LegalMinds Interview: “Say on Pay” and Other Issues for the Upcoming Proxy Season


Each proxy season seems to be getting more and more complicated in terms of the new requirements as to what both the SEC and shareholders expect and this year will be no exception.

According to David Lynn, Co-chair of Morrison & Foersters‘ Public Companies and Securities Practice and former Chief Counsel of the Securities and Exchange Commission, “this year’s proxy season is going to be very interesting for public companies because we’re gonna have a lot of shareholder activism – there’s a lot of attention focused on executive compensation and corporate governance.”

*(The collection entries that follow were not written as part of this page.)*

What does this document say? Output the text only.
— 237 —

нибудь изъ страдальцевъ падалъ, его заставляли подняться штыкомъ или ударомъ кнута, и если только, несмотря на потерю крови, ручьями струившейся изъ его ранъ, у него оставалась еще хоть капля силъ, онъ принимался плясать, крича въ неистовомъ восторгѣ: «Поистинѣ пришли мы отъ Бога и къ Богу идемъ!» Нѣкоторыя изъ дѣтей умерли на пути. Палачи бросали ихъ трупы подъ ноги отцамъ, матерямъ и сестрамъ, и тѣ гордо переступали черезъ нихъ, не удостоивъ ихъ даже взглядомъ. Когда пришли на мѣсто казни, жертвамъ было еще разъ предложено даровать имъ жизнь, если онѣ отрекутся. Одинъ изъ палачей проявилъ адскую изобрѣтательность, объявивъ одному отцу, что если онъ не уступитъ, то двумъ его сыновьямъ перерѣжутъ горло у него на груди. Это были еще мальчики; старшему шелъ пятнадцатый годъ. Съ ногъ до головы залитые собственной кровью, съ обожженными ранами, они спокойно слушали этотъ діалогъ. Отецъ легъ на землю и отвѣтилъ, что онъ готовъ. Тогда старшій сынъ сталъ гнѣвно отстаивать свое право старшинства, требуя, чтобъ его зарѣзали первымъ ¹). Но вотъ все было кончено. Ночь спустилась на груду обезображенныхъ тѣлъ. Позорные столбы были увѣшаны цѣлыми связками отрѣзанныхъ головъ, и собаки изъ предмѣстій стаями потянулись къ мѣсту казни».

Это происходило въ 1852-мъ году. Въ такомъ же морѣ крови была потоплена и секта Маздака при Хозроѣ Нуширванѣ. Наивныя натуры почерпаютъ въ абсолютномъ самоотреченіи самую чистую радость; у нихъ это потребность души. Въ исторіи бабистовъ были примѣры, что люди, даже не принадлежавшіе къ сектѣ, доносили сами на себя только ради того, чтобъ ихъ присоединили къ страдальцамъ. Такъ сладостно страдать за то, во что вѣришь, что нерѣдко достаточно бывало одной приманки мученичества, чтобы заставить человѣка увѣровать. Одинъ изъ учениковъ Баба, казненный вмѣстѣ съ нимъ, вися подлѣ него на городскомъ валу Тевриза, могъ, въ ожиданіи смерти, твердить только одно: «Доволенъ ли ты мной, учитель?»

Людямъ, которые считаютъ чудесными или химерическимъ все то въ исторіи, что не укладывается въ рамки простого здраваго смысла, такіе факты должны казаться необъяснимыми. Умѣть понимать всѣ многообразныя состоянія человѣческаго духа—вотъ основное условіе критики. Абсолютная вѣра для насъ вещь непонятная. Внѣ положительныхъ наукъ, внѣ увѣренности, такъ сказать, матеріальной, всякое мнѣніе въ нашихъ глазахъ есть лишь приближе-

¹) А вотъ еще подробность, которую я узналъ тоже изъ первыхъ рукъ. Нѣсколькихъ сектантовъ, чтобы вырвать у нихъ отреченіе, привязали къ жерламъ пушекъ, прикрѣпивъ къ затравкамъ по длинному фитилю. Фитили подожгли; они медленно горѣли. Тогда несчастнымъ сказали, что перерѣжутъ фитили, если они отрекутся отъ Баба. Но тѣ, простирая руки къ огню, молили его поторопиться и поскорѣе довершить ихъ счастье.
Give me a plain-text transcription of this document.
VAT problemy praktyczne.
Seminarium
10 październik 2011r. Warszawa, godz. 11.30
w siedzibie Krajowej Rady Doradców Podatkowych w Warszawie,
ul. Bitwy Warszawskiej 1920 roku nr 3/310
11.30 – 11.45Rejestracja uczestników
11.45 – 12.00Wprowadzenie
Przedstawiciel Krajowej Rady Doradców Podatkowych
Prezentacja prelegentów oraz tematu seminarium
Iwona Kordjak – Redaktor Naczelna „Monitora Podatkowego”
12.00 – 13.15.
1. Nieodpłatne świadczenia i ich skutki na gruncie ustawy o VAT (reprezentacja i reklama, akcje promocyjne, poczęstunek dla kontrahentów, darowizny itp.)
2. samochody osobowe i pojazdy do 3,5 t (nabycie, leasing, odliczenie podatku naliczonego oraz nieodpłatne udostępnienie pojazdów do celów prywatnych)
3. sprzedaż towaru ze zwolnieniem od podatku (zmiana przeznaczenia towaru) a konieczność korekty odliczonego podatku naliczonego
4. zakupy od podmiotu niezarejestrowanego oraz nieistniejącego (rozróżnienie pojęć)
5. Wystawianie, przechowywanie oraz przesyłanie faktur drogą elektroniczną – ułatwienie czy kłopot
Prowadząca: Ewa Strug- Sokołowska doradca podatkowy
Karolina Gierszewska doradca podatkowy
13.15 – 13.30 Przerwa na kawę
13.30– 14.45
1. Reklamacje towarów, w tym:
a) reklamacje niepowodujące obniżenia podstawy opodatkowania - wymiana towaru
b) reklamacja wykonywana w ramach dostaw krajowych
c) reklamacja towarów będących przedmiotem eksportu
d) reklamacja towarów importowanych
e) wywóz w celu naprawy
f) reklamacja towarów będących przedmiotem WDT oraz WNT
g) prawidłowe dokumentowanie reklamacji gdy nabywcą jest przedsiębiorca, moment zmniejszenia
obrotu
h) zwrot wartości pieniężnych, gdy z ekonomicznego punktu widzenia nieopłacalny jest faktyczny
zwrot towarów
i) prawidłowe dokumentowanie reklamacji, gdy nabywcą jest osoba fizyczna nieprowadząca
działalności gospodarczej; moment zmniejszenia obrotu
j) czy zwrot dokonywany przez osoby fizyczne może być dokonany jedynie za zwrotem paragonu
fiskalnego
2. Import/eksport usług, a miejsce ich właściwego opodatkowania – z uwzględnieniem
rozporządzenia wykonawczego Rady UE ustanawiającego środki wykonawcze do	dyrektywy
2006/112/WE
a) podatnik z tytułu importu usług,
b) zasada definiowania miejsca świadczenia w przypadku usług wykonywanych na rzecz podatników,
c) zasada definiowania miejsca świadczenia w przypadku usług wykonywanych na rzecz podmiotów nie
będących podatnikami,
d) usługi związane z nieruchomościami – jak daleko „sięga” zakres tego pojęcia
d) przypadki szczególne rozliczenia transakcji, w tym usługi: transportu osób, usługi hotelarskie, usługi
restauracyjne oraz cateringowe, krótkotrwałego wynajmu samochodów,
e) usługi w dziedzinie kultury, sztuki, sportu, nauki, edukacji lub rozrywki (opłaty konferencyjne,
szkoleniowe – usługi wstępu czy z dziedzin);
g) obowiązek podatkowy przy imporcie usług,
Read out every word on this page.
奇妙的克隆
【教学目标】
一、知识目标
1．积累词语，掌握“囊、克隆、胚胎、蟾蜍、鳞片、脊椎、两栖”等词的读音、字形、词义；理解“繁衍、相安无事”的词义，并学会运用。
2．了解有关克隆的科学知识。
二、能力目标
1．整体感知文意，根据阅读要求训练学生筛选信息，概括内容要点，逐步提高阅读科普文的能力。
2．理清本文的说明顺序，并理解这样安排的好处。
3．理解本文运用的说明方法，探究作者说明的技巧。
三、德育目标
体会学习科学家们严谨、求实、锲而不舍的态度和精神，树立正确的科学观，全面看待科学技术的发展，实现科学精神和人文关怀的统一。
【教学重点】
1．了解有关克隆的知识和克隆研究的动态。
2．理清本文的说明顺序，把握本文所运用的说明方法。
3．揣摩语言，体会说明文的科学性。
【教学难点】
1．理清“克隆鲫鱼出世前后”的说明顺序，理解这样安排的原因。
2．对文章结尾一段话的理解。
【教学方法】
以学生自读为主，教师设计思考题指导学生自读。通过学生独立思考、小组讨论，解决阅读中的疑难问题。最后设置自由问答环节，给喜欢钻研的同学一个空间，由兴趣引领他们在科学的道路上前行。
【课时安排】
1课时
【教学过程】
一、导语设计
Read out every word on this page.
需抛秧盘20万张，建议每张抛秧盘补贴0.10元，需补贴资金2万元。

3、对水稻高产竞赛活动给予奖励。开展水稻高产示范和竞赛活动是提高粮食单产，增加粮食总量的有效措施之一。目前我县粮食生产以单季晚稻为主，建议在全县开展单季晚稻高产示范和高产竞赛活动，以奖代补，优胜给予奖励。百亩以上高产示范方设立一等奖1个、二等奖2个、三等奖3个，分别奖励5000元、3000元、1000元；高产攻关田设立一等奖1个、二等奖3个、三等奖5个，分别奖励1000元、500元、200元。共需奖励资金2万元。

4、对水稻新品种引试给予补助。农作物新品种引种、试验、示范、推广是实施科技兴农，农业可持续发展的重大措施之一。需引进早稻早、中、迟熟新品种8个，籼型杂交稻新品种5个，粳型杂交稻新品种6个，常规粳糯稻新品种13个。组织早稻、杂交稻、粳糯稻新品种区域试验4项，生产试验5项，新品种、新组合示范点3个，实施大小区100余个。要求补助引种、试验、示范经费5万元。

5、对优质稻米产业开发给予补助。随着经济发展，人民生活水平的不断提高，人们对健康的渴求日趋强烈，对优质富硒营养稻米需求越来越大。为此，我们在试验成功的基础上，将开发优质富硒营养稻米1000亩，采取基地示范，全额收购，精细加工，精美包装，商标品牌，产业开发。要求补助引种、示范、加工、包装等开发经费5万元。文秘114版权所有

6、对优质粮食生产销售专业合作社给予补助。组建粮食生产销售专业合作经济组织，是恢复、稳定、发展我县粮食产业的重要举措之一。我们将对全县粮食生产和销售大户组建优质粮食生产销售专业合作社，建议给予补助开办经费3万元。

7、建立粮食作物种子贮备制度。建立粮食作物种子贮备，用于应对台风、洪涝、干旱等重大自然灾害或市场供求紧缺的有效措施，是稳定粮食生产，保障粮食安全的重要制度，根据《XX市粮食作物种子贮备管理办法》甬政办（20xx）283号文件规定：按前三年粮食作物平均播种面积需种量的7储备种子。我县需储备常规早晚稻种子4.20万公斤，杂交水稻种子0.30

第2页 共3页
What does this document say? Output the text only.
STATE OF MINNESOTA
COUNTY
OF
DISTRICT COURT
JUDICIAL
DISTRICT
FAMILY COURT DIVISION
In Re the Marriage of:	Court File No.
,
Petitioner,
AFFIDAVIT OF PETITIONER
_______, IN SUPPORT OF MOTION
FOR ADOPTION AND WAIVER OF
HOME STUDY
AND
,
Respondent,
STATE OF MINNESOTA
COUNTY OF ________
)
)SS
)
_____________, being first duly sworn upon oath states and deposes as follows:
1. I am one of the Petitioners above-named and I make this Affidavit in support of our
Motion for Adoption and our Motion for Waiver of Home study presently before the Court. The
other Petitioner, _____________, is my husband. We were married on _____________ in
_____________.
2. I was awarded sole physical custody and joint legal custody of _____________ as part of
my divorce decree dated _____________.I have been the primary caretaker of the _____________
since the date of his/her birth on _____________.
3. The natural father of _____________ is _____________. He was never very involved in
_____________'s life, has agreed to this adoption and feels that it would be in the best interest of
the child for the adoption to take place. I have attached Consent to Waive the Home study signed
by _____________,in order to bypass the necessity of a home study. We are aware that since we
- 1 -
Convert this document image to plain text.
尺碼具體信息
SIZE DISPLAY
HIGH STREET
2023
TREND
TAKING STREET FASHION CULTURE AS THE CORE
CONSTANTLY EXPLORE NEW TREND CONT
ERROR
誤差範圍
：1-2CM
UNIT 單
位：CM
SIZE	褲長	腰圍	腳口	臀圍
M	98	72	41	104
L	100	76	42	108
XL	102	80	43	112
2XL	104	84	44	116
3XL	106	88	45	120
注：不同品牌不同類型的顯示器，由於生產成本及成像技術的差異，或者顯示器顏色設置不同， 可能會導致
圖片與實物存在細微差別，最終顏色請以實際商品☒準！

“And now we have the Dodd Frank Act,” adds Lynn, “which was enacted over the summer and will require all public companies to submit to their shareholders an advisory vote on executive compensation as well as a vote on how often they should vote on their executive compensation.”

While this has been “lab tested” for companies that received TARP assistance, as Lynn puts it, for the first time “say-on-pay” is going be required for all public companies. So companies will need to start thinking very closely about their strategy and preparing for the say-on-pay vote.

In this exclusive LegalMinds/NASDAQ Securities & Capital Market Series interview, Lynn advises companies to focus on their disclosure because, while before companies had largely been thinking about writing their disclosures for the SEC or the public’s benefit, they now need to focus on convincing shareholders and building support so they cast an affirmative vote for the executive compensation program.

“This includes identifying their largest institutional investors, figuring out what sort of concerns and policies they might have about compensation programs, and going out and start talking to them.”